The grand strategy of Bobby Fischer

Andrew Meier is the former Moscow correspondent for Time. Based on his review of Bobby Fischer Goes to War: How the Soviets Lost the Most Extraordinry Chess Match of All Time in tomorrow’s Washington Post Book World, he is also at least as knowledgeable about the 1972 world championship chess match between Bobby Fischer and Boris Spassky as are the coauthors of the new book that Meier in any event recommends.
Meier himself views the match as “about detente” rather than the Cold War. I happened to be in New York during the match and remember watching move by move coverage of the match on New York public television. The mania surrounding the match causes me to doubt Meier’s opinion concerning the larger context of the match, but little else about his fascinating review.
Meier describes the Soviet domination of chess dating to the Soviet Union’s capture of the world chess title in 1948 and its importance as a source of national pride…until 1972:

Enter Bobby Fischer, gangly kid from Brooklyn, all brains and no grace, a high-school dropout with the sartorial sense of Gary Glitter, who gate-crashed the chess world in the age of Elvis. Fischer did not climb to the top. He bulldozed his way. He got his first chessboard at age 6; by 15, he was a grandmaster. More than a prodigy — the word is too benign — Fischer was, in the words of one player, “a prototype Deep Blue.” He did not have rivals, but victims. Soon opponents and critics would talk of the boy in Nietzschean terms — he destroyed wills and usurped psyches.

Meier chides the authors of the book for failing to probe the depth of Fischer’s madness:

Fischer is, to paraphrase Dostoyevsky, insulted and injured. A corps of psychiatrists and grandmasters could perhaps find the root of his madness. Edmonds and Eidinow flash an interest in its origins but fail to delve any deeper. The authors address his anti-Semitism — he is a devotee of both Mein Kampf and the Protocols of the Elders of Zion — in two paragraphs early in the book and one toward its close. And they give but two brief nods to Fischer’s dalliance with Pasadena’s Worldwide Church of God, a fundamentalist sect founded by a charismatic former newspaper ad designer.
These lapses are costly. Fischer’s road to Reykjavik is revelatory, presaging the turmoil and madness that followed his victory over Spassky. (In 1975, after feuding with chess authorities, Fischer refused to defend his crown, despite a $5-million purse put up by Ferdinand Marcos, forfeiting the world championship to the ascendant Soviet, Anatoly Karpov.) At the heart of their tale, the authors stress not the games but the antics that marginalized them, and they couch Fischer’s behavior in terms of psy-ops, not psychosis. The authors hint at the nature of their protagonist’s trouble but bury it in a quote, as if Fischer’s waning grasp on sanity were an incidental or eccentric tic: “Chess is not something that drives people mad,” says Bill Hartston, an international master and psychologist. “Chess is something that keeps mad people sane.”

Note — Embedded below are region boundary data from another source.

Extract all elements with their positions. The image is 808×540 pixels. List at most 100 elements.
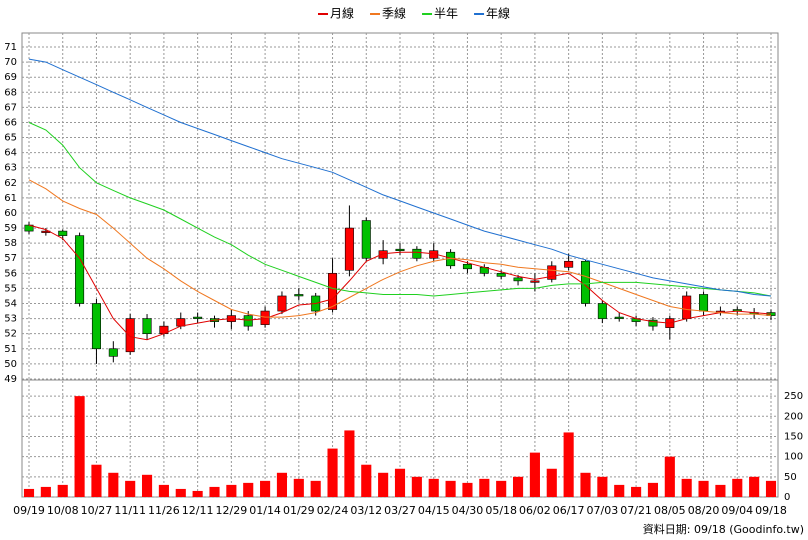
- candle-body: [597, 303, 607, 319]
- volume-bar: [732, 478, 743, 497]
- x-tick-label: 10/27: [81, 504, 113, 517]
- y-tick-label: 50: [4, 359, 17, 370]
- candle-body: [496, 273, 506, 277]
- volume-bar: [698, 480, 709, 497]
- volume-bar: [344, 430, 355, 497]
- volume-bar: [445, 480, 456, 497]
- volume-bar: [192, 490, 203, 497]
- x-tick-label: 03/12: [350, 504, 382, 517]
- x-tick-label: 08/05: [654, 504, 686, 517]
- volume-bar: [614, 484, 625, 497]
- candle-body: [58, 230, 68, 236]
- candle-body: [344, 227, 354, 271]
- candle-body: [580, 260, 591, 304]
- candle-body: [243, 315, 253, 327]
- volume-bar: [378, 472, 389, 497]
- y-tick-label: 60: [4, 208, 17, 219]
- volume-bar: [125, 480, 136, 497]
- candle-body: [142, 318, 152, 334]
- volume-bar: [462, 482, 473, 497]
- candle-body: [328, 273, 338, 310]
- candle-body: [648, 319, 658, 327]
- candle-body: [564, 260, 574, 268]
- x-tick-label: 09/04: [721, 504, 753, 517]
- volume-bar: [631, 486, 642, 497]
- legend-label: 年線: [486, 6, 510, 21]
- y-tick-label: 51: [4, 344, 17, 355]
- y-tick-label: 68: [4, 87, 17, 98]
- x-tick-label: 07/21: [620, 504, 652, 517]
- volume-bar: [40, 486, 51, 497]
- ma-line: [28, 122, 772, 297]
- y-tick-label: 50: [784, 472, 797, 483]
- volume-bar: [74, 396, 85, 497]
- candle-body: [260, 310, 270, 325]
- candle-body: [395, 248, 405, 252]
- y-tick-label: 66: [4, 117, 17, 128]
- volume-bar: [529, 452, 540, 497]
- ma-line: [28, 179, 772, 318]
- volume-bar: [597, 476, 608, 497]
- x-tick-label: 05/18: [485, 504, 517, 517]
- candle-body: [361, 220, 371, 259]
- y-tick-label: 71: [4, 42, 17, 53]
- candle-body: [24, 224, 34, 232]
- volume-bar: [479, 478, 490, 497]
- volume-bar: [91, 464, 102, 497]
- candle-body: [176, 318, 186, 327]
- candle-body: [378, 250, 388, 259]
- y-tick-label: 52: [4, 329, 17, 340]
- y-tick-label: 200: [784, 411, 803, 422]
- volume-bar: [141, 474, 153, 497]
- y-tick-label: 49: [4, 374, 17, 385]
- y-tick-label: 64: [4, 148, 17, 159]
- x-tick-label: 01/29: [283, 504, 315, 517]
- candle-body: [193, 316, 203, 319]
- volume-bar: [647, 482, 659, 497]
- volume-bar: [496, 480, 507, 497]
- candle-body: [547, 265, 557, 280]
- volume-bar: [512, 476, 524, 497]
- volume-bar: [209, 486, 220, 497]
- candle-body: [277, 295, 287, 312]
- candle-body: [125, 318, 135, 353]
- volume-bar: [749, 476, 760, 497]
- volume-bar: [563, 432, 574, 497]
- y-tick-label: 150: [784, 431, 803, 442]
- legend-label: 季線: [382, 6, 406, 21]
- y-tick-label: 56: [4, 268, 17, 279]
- x-tick-label: 12/11: [182, 504, 214, 517]
- volume-bar: [664, 456, 675, 497]
- x-tick-label: 04/15: [418, 504, 450, 517]
- x-tick-label: 07/03: [587, 504, 619, 517]
- volume-bar: [108, 472, 119, 497]
- y-tick-label: 63: [4, 163, 17, 174]
- candle-body: [462, 263, 472, 270]
- volume-bar: [681, 478, 692, 497]
- candle-body: [412, 248, 422, 259]
- volume-bar: [361, 464, 372, 497]
- x-tick-label: 11/11: [114, 504, 146, 517]
- x-tick-label: 12/29: [216, 504, 248, 517]
- ma-line: [28, 224, 772, 341]
- y-tick-label: 62: [4, 178, 17, 189]
- y-tick-label: 57: [4, 253, 17, 264]
- volume-bar: [226, 484, 237, 497]
- x-tick-label: 06/02: [519, 504, 551, 517]
- legend-label: 半年: [434, 7, 458, 21]
- y-tick-label: 67: [4, 102, 17, 113]
- x-tick-label: 10/08: [47, 504, 79, 517]
- candle-body: [91, 303, 101, 350]
- candle-body: [108, 348, 118, 357]
- y-tick-label: 55: [4, 283, 17, 294]
- x-tick-label: 01/14: [249, 504, 281, 517]
- y-tick-label: 61: [4, 193, 17, 204]
- volume-bar: [243, 482, 254, 497]
- candle-body: [682, 295, 692, 319]
- x-tick-label: 03/27: [384, 504, 416, 517]
- volume-bar: [310, 480, 321, 497]
- candle-body: [294, 294, 304, 297]
- volume-bar: [175, 488, 186, 497]
- candle-body: [614, 316, 624, 319]
- volume-bar: [327, 448, 338, 497]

How nuts is Fischer? Meier recalls of Fischer:

He surfaced in 1992 for a profitable, if pitiful, rematch with Spassky in Yugoslavia — breaking U.N. sanctions and earning a U.S. arrest warrant. Since 1999, he has blazed across the airwaves, in bizarre radio rants, most often from the Philippines. In the recordings (available on the fan Web site www.bobbyfischer.net ) he sounds like an insomniac extremist on a libertine talk show. He rails against the Jews, the United States, the Commies, the Russians, Ed Koch, both President Bushes, the chess establishment, even the police in Pasadena. (During perhaps his lowest low, in 1981, Fischer was arrested in southern California. He claims he was tortured and has written a pamphlet detailing the trauma.) On Sept. 11, 2001, he hit rare form. Asked about the attacks on the World Trade Center and the Pentagon, he screamed for joy: “This is all wonderful news. It’s time for the [expletive] U.S. to get their heads kicked in. To finish off the U.S. once and for all.”

I doubt this is a book I’ll ever get around to reading, but the review is of interest and the subject has great entertainment value.
HINDROCKET adds: In my youth I played a little chess, and in the mid-70’s I subscribed to Chess Life and Review, the publication of the U.S. Chess Federation. I still recall a letter that Fischer wrote to the magazine defending his refusal to play Karpov; at issue was Fischer’s long-standing disagreement with the rules governing international chess matches. Fischer refused to play under the prevailing rules–my memory may be faulty here, but I believe the question was whether a draw should count as one-half point for each player, or not count at all toward the total needed to win. Anyway, what I remember about his letter was how brilliantly it was argued. It was replete with mathematical formulas and stated his case with a rare cogency and persuasiveness. Unfortunately, despite the brilliance of his analysis, Fischer’s sticking to this point of principle was quite mad, as it led to his loss of the world championship. As I recall, Fischer did not play publicly for many years after beating Spassky for the title; for practical purposes, he never played again.